Après avoir régné sans partage sur le Vendée Globe et la Route du Rhum dans la catégorie Imoca*, François Gabart tourne la page du monocoque et se lance, avec la Macif, dans un ambitieux programme autour d’un trimaran géant. Entretien.
- Vous vous lancez dans l’aventure du multicoque, est-ce à dire que vous tournez définitivement la page de la catégorie Imoca ?

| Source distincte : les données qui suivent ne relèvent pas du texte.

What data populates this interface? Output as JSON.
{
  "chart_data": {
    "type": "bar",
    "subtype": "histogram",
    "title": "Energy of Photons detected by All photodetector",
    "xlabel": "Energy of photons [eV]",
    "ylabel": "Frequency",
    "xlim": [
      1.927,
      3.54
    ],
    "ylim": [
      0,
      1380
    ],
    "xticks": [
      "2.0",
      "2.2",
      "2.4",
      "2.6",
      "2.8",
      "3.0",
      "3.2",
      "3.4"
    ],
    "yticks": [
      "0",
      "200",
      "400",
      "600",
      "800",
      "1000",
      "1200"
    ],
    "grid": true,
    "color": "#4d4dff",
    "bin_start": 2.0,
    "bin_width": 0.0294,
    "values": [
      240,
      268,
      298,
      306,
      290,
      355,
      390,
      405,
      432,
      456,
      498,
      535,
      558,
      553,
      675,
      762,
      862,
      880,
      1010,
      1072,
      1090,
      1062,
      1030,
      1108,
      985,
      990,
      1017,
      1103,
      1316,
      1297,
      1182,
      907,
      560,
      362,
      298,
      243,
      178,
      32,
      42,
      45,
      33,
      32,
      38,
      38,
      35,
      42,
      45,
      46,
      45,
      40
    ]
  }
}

François Gabart : "Je tourne la page Imoca, pour quelques années sans aucun doute, sans aucun regret et avec beaucoup de plaisir, pour en ouvrir une autre en multicoque. Je suis ravi de ce choix. Après, il ne faut jamais dire jamais. Pourquoi ne pas revenir un jour sur le Vendée Globe ? Mais ce qui est sûr, c’est que ce ne sera pas dans les cinq prochaines années."
- Avez-vous le sentiment d’avoir fait le tour de la question Imoca ?
F. G.: "Celui qui prétendrait avoir fait le tour de la question Imoca se tromperait. C’est un monde sans fin. Dans la course en solitaire, j’ai beaucoup appris et beaucoup progressé ces dernières années, mais j’ai encore plein de chose à explorer. Il est vrai que ma courbe de progression a été très rapide au début. C’était très intéressant, très excitant et j’aime bien cette dynamique de découvrir, de faire les courses pour la première fois. Je suppose que je vais vivre la même chose en multicoque."
- Votre projet multicoque est-il un souhait personnel ou celui de la Macif de vous voir dans cette classe ?
F. G.: "C’est un projet partagé. Ça part d’un rêve personnel, de la même façon que le Vendée Globe était un rêve depuis que je suis tout petit. C’est partagé, réfléchi, enrichi avec la Macif. On s’est rendu compte que les opportunités de communication et de développement qu’offre ce type de projet correspondent aux besoins de sponsoring de la Macif pour les années à venir."
- Pouvez-vous nous en dire un peu plus ce projet ?
F. G. : "On construit un trimaran de 100 pieds (30 mètres), conçu pour la navigation en solitaire. L’objectif est de refaire un tour du monde à l’hiver 2017-2018 et de nous attaquer au record. Autour viendront des tentatives de records comme La Route de la découverte (Cadix-San Salvador), l’Atlantique Nord (New-York-Cap Lizard), la Méditerranée (Marseille-Carthage), ainsi que des courses et des opérations de relations publiques."
- Pourquoi un trimaran plutôt qu’un catamaran ?
F. G.: "Le trimaran correspond mieux à un programme en solitaire parce qu’il a une meilleure stabilité et est plus tolérant. Et il n’est pas forcément moins rapide que le catamaran. Regardez, le record du monde, même en équipage, est détenu par le trimaran Banque Populaire. Son prédécesseur, Groupama, était lui aussi un tri."
- Vous avez fait une entrée fracassante dans le palmarès des grandes courses au large. Y a-t-il eu crime de lèse-majesté vis-à-vis des anciens de la spécialité ?
F. G.: "Je ne pense pas et pour plusieurs raisons. D’abord parce que mon sponsor, la Macif, était déjà très engagée dans la voile avec sa filière de détection, son programme Macif Course au large. Ils n’ont jamais eu de stratégie d’opportunisme et tout est construit dans la durée. J’étais jeune quand j’ai commencé avec eux, mais j’ai fait mes preuves par ailleurs, en dériveur, où j’ai démontré que j’étais capable de me débrouiller. La course au large est un sport dans lequel on peut être performant longtemps, où les p’tits jeunes ne chassent pas les anciens aussi vite que dans d’autres sports. On le voit bien avec Loïc Peyron, élu marin de l’année, qui vient de gagner la Route du Rhum à 55 ans."
- Qu’est-ce qui vous attire tant dans la course en solitaire ?
F. G. : "Je ne suis pas d’une nature solitaire, pas antisocial non plus. J’ai fait des courses en équipages et ça s’est très bien passé. Disons qu’à une période de ma vie, j’ai plus particulièrement apprécié d’être seul sur le bateau. On est livré à nous-même et pour moi, c’est la meilleure école pour se connaître, apprendre et progresser."